Lauren's undergraduate degree was in Physiological Sciences at Balliol College Oxford, where she also studied for an MSc in Neuroscience. She completed her PhD at the Institute of Cognitive Neuroscience, followed by postdoctoral positions at Newcastle University and a travelling fellowship to Harvard Medical School.
She is currently a Professor in the Department of Psychology at Goldsmiths, University of London where she founded the MSc programme in the Music, Mind and Brain lab.
Her research has focused on topics including congenital amusia, musical training as a model of plasticity, and spontaneous musical imagery. This work has been funded by grants from the Economic and Social Research Council and the Leverhulme Trust. She is associate editor of the APA journal, Psychomusicology. To see a list of her publications, click here.
Dr Diana Omigie
Reader in Psychology
Diana's current research aims to refine our understanding of the cognitive and neural mechanisms underlying music-induced emotion and pleasure. She uses a combination of methods to examine the extent to which salient changes in musical structure induces pleasurable arousal and information-seeking behaviour. She is also interested in the physiological and neural correlates of more complex emotional states driven by engagement with music as an art form. In the past, she has explored, amongst others, the music listening disorder known as congenital amusia as well as the role of expertise on musical engagement and cognitive outcome following brain damage.
Dr Daniel Müllensiefen
Reader in Psychology
Daniel studied Systematic Musicology, Historic Musicology and Journalism at the University of Hamburg (Germany) and the University of Salamanca (Spain). He did his doctoral dissertation in Systematic Musicology on memory for melodies under the supervision of Albrecht Schneider at the University of Hamburg and obtained his PhD in 2005.

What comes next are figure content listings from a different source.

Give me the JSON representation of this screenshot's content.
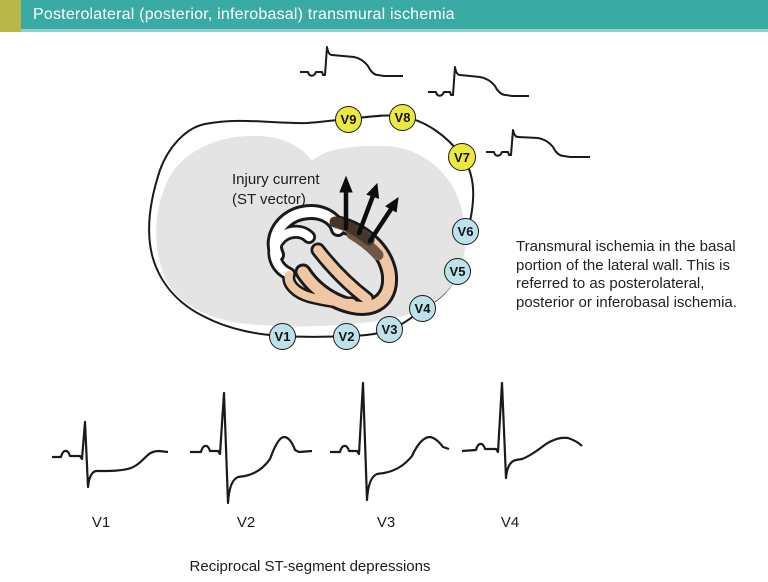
{
  "header": {
    "title": "Posterolateral (posterior, inferobasal) transmural ischemia",
    "bar_color": "#3aaaa5",
    "accent_color": "#b9b74a",
    "text_color": "#ffffff"
  },
  "torso_diagram": {
    "injury_label": "Injury current\n(ST vector)",
    "electrodes": [
      {
        "label": "V1",
        "group": "precordial"
      },
      {
        "label": "V2",
        "group": "precordial"
      },
      {
        "label": "V3",
        "group": "precordial"
      },
      {
        "label": "V4",
        "group": "precordial"
      },
      {
        "label": "V5",
        "group": "precordial"
      },
      {
        "label": "V6",
        "group": "precordial"
      },
      {
        "label": "V7",
        "group": "posterior"
      },
      {
        "label": "V8",
        "group": "posterior"
      },
      {
        "label": "V9",
        "group": "posterior"
      }
    ],
    "colors": {
      "electrode_posterior_yellow": "#ece840",
      "electrode_precordial_blue": "#bee2ec",
      "lung_gray": "#e4e4e4",
      "myocardium_pink": "#efc7a5",
      "ischemia_dark_brown": "#46362a",
      "ischemia_mid_brown": "#6e5747",
      "outline_black": "#1a1a1a"
    },
    "posterior_traces_meaning": "ST-segment elevations recorded over V7, V8, V9"
  },
  "side_note": {
    "text": "Transmural ischemia in the basal\nportion of the lateral wall. This is\nreferred to as posterolateral,\nposterior or inferobasal ischemia."
  },
  "bottom_strip": {
    "leads": [
      {
        "label": "V1"
      },
      {
        "label": "V2"
      },
      {
        "label": "V3"
      },
      {
        "label": "V4"
      }
    ],
    "caption": "Reciprocal ST-segment depressions"
  }
}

From April 2006 until June 2009 he worked as a Research Fellow in the Computing department at Goldsmiths College, University of London. Since July 2009 he has been a lecturer, and he became senior lecturer, in the Psychology department at Goldsmiths and co-director of the MSc programme in the Music, Mind and Brain lab at Goldsmiths. Since September 2010 he is also working as Scientist in Residence with the London-based advertising agency DDB UK. To see a list of his journal articles, click here.
Dr Maria Herrojo Ruiz
Lecturer in Psychology
Maria studied Theoretical Physics (M.Sc., M.Phil.) at the Universidad Autonoma de Madrid (Spain). She did her doctoral dissertation in Neuroscience as a Marie Curie Fellow focusing on the neural correlates of error-monitoring during music performance. Her doctoral dissertation was supervised by Professor Eckart Altenmüller at the Institute of Music Physiology and Musicians’ Medicine in Hanover (Germany). She obtained her PhD in 2009. She then joined the Motor Neuroscience group of the Charite Medical University of Berlin (Germany). As Principal Investigator in two successive research grants, Maria has been conducting research on the role of the cortico-basal ganglia-thalamocortical circuits in mediating learning and monitoring of sensorimotor sequences, both in healthy human subjects and in patients with movement disorders. Since September 2015 she is a Lecturer in Psychology at Goldsmiths, University of London.
Prof Pamela Heaton
Professor of Psychology
Pamela's primary research interest is in developmental disorders, especially autism. Since completing her PhD on musical cognition in autism in 1999, she has been a principal researcher or research group leader on EU and ESRC grant applications investigating remediation of sensory abnormalities, pitch and colour discrimination and memory, and colour categorisation in autism.
Before studying psychology she trained as a classical singer and retains a strong interest in the cognitive neuropsychology of music. In particular she is interested in how musical information processing distinguishes atypical and typically developing children and adolescents. Her current interests mainly focus on investigating the relationship between speech and music perception in autism, SLI, Down syndrome and typical development.
Prof Joydeep Bhattacharya
Professor of Psychology
Joydeep's research is centred around applying electrophysiological techniques to understand neural basis of higher complex cognition from music perception, artistry, problem-solving to creativity. Further, he is also interested in various basic (crossmodal processing, emotions, sequence processing, individual differences) and applied (decision making, various cognitive biases, preference formation) psychological concepts by using music as a stimulus. Finally, he also investigates if and how creative thinking can be enhanced.